Instantiate the model and tokenizer.

In [None]:
model = transformers.AutoModelForSeq2SeqLM.from_pretrained(config['model_checkpoint'])
tokenizer = transformers.AutoTokenizer.from_pretrained(config['model_checkpoint'])
data_collator = transformers.DataCollatorForSeq2Seq(tokenizer, model = model) 
metric = datasets.load_metric('sacrebleu')

For multiple language outputs, we need to make sure the language codes have some mapping in the encoder. We can re-use the token indices of some other language codes in the pre-trained model that we don't need.

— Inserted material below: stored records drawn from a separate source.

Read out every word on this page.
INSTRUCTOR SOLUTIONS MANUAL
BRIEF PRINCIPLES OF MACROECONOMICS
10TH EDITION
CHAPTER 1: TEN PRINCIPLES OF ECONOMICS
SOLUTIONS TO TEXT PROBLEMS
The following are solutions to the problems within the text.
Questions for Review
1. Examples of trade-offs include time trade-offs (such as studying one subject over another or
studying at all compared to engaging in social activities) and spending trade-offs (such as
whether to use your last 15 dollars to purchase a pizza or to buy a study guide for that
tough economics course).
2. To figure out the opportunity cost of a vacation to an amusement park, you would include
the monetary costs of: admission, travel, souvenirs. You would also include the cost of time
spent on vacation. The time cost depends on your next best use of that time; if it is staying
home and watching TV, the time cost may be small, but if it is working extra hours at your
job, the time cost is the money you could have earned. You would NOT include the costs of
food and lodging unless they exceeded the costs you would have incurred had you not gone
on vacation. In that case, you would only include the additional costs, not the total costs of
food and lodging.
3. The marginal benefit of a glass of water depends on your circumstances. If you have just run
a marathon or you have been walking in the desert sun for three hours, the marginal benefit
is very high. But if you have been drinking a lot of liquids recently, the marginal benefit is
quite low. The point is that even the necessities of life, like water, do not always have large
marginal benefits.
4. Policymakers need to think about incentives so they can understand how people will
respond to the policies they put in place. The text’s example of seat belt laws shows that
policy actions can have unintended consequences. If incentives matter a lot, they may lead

In `Helsinki-NLP/opus-mt-en-mul`, only Luganda (`lug`) is already supported.

In [None]:
if config['target_language'] == 'mul':
    replacements = {'nyn': 'kin',
                    'lgg': 'lin',
                    'ach': 'tso',
                    'teo': 'som',
                    'luo': 'sna'}
    for r in replacements:
        if (f'>>{r}<<' not in tokenizer.encoder and
            f'>>{replacements[r]}<<' in tokenizer.encoder):
            tokenizer.encoder[f">>{r}<<"] = tokenizer.encoder[f">>{replacements[r]}<<"]
            del tokenizer.encoder[f">>{replacements[r]}<<"]

    # Check that all the evaluation language codes are mapped to something.
    for r in config['eval_languages']:
        if f'>>{r}<<' not in tokenizer.encoder:
            raise ValueError(f'Language code {r} not found in the encoder.')

Pre-process the raw text datasets.

In [None]:
train_data  = train_data_raw.map(
    preprocess, remove_columns=["translation"], batched=True)

validation_data  = validation_data_raw.map(
    preprocess, remove_columns=["translation"], batched=True)

Launch the training.

In [None]:
wandb.init(project=config['wandb_project'], config=config)

trainer = transformers.Seq2SeqTrainer(
    model,
    config['train_settings'],
    train_dataset = train_data,
    eval_dataset = validation_data,
    data_collator = data_collator,
    tokenizer = tokenizer,
    compute_metrics = lambda x: compute_metrics(
        x, config['eval_languages'], config['validation_samples_per_language']),
    callbacks = [transformers.EarlyStoppingCallback(early_stopping_patience = 5)],
)

In [None]:
if config['eval_pretrained_model']:
    trainer.evaluate()

In [None]:
trainer.train()